Selain itu, program tersebut ditetapkan pemerintah terkait dengan kenaikan harga gula dunia dan nasional. Gula sudah menjadi persoalan dunia karena antara produksi dan kebutuhan tidak seimbang. Sebagai gambaran, perbandingan antara tingkat konsumsi dan produksi gula nasional. Produksi gula nasional mencapai 2,6 juta ton, tetapi kebutuhannya 4,2 juta ton per tahun.
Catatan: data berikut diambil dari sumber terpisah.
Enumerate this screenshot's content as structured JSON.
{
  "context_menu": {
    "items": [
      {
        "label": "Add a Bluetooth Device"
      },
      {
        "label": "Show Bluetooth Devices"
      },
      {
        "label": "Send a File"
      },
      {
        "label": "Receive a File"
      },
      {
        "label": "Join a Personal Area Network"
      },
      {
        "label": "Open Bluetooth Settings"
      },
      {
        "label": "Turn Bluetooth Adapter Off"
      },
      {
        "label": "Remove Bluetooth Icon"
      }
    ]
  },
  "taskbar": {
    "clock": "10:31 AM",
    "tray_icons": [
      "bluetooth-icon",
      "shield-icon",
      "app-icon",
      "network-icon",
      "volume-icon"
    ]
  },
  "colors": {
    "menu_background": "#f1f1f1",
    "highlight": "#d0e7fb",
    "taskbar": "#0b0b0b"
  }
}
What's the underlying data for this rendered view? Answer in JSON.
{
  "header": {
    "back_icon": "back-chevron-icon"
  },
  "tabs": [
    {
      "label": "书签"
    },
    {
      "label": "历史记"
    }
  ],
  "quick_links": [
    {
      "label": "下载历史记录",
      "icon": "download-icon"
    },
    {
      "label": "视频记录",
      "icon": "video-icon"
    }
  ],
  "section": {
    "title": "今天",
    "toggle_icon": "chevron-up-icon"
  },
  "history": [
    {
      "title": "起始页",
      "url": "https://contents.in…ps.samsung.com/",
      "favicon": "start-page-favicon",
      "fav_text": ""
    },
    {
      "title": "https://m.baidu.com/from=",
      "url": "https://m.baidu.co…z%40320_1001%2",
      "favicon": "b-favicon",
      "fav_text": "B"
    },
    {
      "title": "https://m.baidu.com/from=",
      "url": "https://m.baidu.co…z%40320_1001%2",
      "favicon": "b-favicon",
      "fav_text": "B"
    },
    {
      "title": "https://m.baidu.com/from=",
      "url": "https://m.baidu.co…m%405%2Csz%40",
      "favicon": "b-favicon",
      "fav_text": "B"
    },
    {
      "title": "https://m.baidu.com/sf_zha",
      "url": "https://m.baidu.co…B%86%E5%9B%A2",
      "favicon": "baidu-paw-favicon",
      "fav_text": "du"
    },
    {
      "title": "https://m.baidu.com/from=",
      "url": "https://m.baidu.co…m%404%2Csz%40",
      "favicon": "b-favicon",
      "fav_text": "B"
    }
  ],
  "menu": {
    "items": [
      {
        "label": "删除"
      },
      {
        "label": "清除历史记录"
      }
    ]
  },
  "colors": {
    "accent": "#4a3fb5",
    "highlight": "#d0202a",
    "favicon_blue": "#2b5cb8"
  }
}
Menteri Pertanian Suswono menyatakan Indonesia membutuhkan tambahan luasan lahan tebu mencapai 500.000 hektare untuk mencapai target swasembada gula di dalam negeri dan telah diselesaikan rencana capaian untuk swasembada gula nasional.
Menurut dia, lahan seluas 500.000 hektare itu tersedia di Lampung, Sumatra Selatan, Bengkulu, Jambi, dan Sulawesi. "Untuk Papua dimungkinkan mendapatkan lahan yang lebih luas. Perlu diingat bahwa lahan untuk areal penanaman gula ini tidak bersinggungan dengan lahan hutan," katanya.
Lebih jauh Syakur mengatakan PG baru itu nantinya harus sudah terbangun pada 2011-2013. Skema pembangunannya, pemda menyiapkan lahan dan investor membangun yang sebelumnya melakukan survei. Daerah mana saja yang akan dipilih untuk bangunan fisik PG maupun areal penanaman tebu, pemda menyerahkan sepenuhnya kepada keputusan investor. Pemkab hanya sekadar memback up.
Dengan investasi sebesar Rp 1,5 triliun hingga Rp 2 triliun, diprediksikan PG baru nanti berkapasitas produksi sebesar 10.000 ton cane per day (TCD) atau ton tebu per hari, setara dengan 100.000 kuintal per hari. Dengan kapasitas produksi sebesar itu, paling tidak, dibutuhkan lahan tebu sebagai wilayah binaan PG baru tersebut seluas 10.000 hektare. Dari lahan seluas itu, dia berharap, investor menguasai 10%-20%.
Tujuannya, untuk mengamankan pasokan tebu ke PG yang baru. Sisanya, 80% diharapkan dari pasokan tebu rakyat. "Selain itu, lahan tebu tersebut diperlukan sebagai lahan percontohan pola budi daya tebu yang baik dan benar sehingga dapat dicontoh petani tebu binaa PG," ujarnya.